Acordei. Não reconheci o lustre triangular no teto. Desci o olhar, encontrei muitos livros de vários gêneros em uma estante, logo ao lado um painel com várias fotos, foi quando senti um pé entrelaçado ao meu, e só aí percebi o quanto tinha bebido na noite passada.
- Foi na festa da Gabi, ela comemorava os seus vinte e poucos anos num barzinho bastante freqüentado entre os universitários.
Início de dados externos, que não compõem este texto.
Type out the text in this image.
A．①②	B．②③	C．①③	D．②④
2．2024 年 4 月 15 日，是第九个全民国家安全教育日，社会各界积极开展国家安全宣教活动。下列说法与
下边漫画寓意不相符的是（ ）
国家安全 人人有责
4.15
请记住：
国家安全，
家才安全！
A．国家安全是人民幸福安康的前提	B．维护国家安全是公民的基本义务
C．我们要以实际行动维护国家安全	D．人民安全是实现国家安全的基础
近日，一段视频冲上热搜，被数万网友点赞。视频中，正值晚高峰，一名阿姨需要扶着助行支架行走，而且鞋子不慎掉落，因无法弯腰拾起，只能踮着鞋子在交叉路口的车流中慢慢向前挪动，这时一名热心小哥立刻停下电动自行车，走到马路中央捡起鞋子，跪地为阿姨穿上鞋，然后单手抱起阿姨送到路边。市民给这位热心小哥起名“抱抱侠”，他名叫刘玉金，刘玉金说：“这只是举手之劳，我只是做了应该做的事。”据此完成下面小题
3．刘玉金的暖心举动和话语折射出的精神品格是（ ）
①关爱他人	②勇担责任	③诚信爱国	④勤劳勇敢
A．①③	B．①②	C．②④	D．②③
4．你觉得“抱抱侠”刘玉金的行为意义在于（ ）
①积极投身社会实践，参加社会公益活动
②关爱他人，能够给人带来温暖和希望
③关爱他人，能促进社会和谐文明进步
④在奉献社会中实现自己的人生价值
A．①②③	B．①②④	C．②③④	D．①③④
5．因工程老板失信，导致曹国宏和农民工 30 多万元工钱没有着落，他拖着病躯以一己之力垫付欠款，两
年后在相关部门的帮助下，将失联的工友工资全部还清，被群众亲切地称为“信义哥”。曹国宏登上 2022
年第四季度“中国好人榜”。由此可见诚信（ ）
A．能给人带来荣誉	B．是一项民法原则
Entre um copo e o outro percebi um olhar a me seguir. Sou sensível a olhares seguidores e, num segundo, os olhares se encontraram por um momento estático, olhar que desseca, analisa e transcende desejo. Começou a tocar uma música que adoro, e após o efeito do vinho dispenso até par para dançar, saio solta a rodopiar. Uma mão firme, com dedos grossos, unhas retangulares, me apoiou - sou louca por mãos masculinas elas me seduzem. – Corri o olhar até chegar ao rosto, era ele. O rapaz da mesa ao lado pediu para me acompanhar na dança, suas mãos procuravam as curvas da minha cintura e a minha buscou seu ombro com delicadeza. Os olhares continuaram fixos e a música pareceu infinita. Os olhos de um verde intenso, cabelos negros e pele morena, músculos trabalhados e uma incrível habilidade na dança. A festa continuou ao paladar do tinto e das boas conversas ao pé da orelha. Aceitei conhecer seu apartamento. Ele morava sozinho, cursava o último ano de letras e adorava Chico Buarque. Sentamos em algumas almofadas no chão da sala e continuamos a conversar, a garrafa já estava na metade e a luz amarela do abajur deixou um clima de aconchego e romance. Essa foi a última coisa que me lembro.
Tirei aos poucos o meu pé, e o olhei com carinho. Dormia tranqüilo, respiração vagarosa e um lado do rosto escondido no travesseiro.